Sono i gilet arancioni. Mentre il Senato era ancora al lavoro sul Dl Semplificazione per sciogliere i nodi rimasti e trovare la quadra per la mattinata sugli ultimi emendamenti, questo gruppo che ha già manifestato a Bari per l’olivicoltura ha annunciato battaglia.
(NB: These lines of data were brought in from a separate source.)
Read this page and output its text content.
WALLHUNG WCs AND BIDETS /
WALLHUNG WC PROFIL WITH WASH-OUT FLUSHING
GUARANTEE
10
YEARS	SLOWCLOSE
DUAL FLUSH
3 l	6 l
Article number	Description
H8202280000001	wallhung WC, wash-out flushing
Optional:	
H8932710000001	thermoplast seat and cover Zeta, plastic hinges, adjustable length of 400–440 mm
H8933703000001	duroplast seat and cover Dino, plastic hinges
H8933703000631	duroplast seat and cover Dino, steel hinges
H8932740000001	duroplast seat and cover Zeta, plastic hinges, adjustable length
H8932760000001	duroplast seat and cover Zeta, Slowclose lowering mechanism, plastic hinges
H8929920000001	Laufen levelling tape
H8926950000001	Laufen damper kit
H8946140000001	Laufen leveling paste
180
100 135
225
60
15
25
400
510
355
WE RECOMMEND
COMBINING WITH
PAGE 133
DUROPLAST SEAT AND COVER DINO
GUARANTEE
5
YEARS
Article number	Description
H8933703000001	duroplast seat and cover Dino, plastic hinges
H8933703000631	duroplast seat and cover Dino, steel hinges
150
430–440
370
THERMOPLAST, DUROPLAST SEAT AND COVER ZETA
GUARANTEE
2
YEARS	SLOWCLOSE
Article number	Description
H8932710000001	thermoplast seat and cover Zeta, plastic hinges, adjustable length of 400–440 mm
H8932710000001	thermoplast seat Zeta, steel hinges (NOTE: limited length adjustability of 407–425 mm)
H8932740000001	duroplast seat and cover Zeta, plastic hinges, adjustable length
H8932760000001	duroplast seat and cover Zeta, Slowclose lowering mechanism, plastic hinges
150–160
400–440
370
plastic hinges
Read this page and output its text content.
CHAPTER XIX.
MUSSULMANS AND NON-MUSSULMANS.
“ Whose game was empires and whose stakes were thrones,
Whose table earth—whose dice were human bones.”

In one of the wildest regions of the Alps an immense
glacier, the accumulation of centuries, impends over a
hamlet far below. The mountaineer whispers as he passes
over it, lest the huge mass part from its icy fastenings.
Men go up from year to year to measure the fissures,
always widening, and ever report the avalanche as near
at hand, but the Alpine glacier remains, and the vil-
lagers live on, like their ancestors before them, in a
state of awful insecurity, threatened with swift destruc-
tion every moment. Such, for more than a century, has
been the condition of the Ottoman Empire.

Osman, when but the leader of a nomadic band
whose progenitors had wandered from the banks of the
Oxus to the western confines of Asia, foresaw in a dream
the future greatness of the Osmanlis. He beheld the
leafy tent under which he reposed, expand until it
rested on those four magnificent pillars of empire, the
“Sappiamo che ci sono delle forti resistenze, nonostante le pressioni positive del Mipaaft, sull’approvazione della declaratoria dello stato di calamità naturale per le gelate del 2018 che hanno distrutto l’economia agricola e olivicola pugliese, siamo pronti ad invadere la Capitale e a marciare con i trattori e non ce ne andremo fino a quando non otterremo quanto ci spetta: non siamo agricoltori e uomini di serie B”. Così il portavoce dei gilet arancioni, Onofrio Spagnoletti Zeuli, sulle difficoltà riscontrate in queste ore al Senato nel far passare l’emendamento per le gelate nel dl semplificazioni. “L’olivicoltura vale in termini lavorativi due volte la Fiat e tre volte l’Ilva e non vedo perché debba essere considerata secondaria – ha continuato Spagnoletti Zeuli -. Non possiamo più aspettare i capricci di qualcuno, non siamo disposti a concedere sconti a nessuno”.
Dal Senato su questo punto arriva l’annuncio. Gli ulivi contaminati dalla ‘Xylella fastidiosa’ dovranno essere distrutti. Chi non rispetta le misure ufficiali fitosanitarie necessarie ad evitare la diffusione della malattia è punibile con la reclusione da 1 a 5 anni.